Шоске неподвижно лежал.

Вдруг какая-то тень в окне заслонила луну. Кто-то заглянул снаружи в комнату. Шоске различил чью-то руку — она медленно манила его.

Он поднялся и приблизился к окну.

Снаружи стояла женщина. Он не мог различить ее лица, хотя в лунном свете отчетлива видна была ее фигура. Одета она была в просторную белую рубаху, из-под которой виднелись пальцы босых ног. Она снова подняла руку и поманила его. Смутное чувство узнавания шевельнулось в нем. Женщина стояла и манила его. И вдруг он узнал ее — это была Анна Сазыкина, он видел ее давеча в палате. Но как ей удалось выйти?

Кивнув ей несколько раз, он вышел из своей комнаты, прошел через темный дом и оказался на крыльце. Женщина уже была здесь — стояла перед дверью. Это действительно была Анна Сазыкина. В лунном свете лицо ее было отчетливо различимо — она улыбалась.

— Пойдем со мной, — позвала она.

— Куда? — спросил Шоске, не двигаясь с места.

— Тебя матушка зовет. Услыхала тебя, значит, и согласилась повидаться.

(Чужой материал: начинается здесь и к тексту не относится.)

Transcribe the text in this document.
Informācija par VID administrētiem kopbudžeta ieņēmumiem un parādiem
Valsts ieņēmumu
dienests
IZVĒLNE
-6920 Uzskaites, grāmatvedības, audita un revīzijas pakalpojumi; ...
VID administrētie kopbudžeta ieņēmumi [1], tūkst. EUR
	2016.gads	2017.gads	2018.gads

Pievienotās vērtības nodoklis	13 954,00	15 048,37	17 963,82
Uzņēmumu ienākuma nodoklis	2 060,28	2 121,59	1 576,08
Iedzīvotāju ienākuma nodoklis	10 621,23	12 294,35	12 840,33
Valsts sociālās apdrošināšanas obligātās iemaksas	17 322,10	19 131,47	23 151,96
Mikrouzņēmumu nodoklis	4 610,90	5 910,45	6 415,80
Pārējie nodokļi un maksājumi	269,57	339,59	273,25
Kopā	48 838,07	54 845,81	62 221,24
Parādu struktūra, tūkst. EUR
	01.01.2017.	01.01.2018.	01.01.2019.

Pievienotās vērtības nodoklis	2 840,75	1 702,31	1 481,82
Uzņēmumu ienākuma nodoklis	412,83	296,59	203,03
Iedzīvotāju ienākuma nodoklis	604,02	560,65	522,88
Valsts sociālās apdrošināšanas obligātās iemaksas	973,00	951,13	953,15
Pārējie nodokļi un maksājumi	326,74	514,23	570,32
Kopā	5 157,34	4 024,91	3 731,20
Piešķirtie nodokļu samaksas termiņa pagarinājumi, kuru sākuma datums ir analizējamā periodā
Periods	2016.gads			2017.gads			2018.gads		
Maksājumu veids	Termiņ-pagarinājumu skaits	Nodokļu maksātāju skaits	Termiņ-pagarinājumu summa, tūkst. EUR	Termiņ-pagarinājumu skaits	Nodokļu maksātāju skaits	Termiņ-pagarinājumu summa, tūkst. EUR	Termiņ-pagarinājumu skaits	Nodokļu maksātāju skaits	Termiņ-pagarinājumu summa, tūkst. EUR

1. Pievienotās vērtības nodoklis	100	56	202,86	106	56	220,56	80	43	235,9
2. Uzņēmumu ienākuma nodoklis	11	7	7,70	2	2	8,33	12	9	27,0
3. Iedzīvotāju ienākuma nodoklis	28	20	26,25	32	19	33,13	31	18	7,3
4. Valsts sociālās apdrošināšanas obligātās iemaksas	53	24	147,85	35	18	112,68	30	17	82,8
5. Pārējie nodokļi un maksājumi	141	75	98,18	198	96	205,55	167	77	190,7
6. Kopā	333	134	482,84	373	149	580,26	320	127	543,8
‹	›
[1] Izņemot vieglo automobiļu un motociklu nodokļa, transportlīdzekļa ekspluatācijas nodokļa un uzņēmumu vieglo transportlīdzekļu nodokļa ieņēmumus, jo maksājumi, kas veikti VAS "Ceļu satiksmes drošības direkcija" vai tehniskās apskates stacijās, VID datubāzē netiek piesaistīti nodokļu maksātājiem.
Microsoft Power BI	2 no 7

А что, говорит, человек-то хороший, пущай приходит.

— Какая матушка? — не понял Шоске.

— Сударыня-матушка, — строго сказала Анна Сазыкина. — Какую ты ищешь.

Шоске было шагнул к ней, но вдруг осознание шевельнулось в нем. Он беспомощно оглянулся. Можно было еще отказаться, возвратиться.

— Ты. умерла, что ли, Анна? — спросил он негромко, сам не веря тому, что говорит.

Женщина покачала головой.

— Нет, родилася я. Родилася заново. Матушка вызволила. Ну, пойдем, что ли?

И они пошли в степь.

Странная стояла вокруг ночь. У земли было черно, а на небесах разливался серебристый свет от луны. Свет этот отчего-то не достигал земли, бледными волнами расходясь по небу, словно дым.

А у земли было темно. Шоске едва видел, куда ступает. Под ногами шуршал песок, хрустели ломкие сухие травинки. Впереди едва чернел силуэт Анны, время от времени ее голос звал:

— Иди, иди за мной, милый! След в след ступай.

Шоске не понимал, как это сделать, — ведь даже самой земли не было видно. Но он послушно продвигался в темноте за зовущим голосом. Звон в ушах прекратился, но сменился другим звуком — глухим ровным гулом, идущим как будто из-под земли.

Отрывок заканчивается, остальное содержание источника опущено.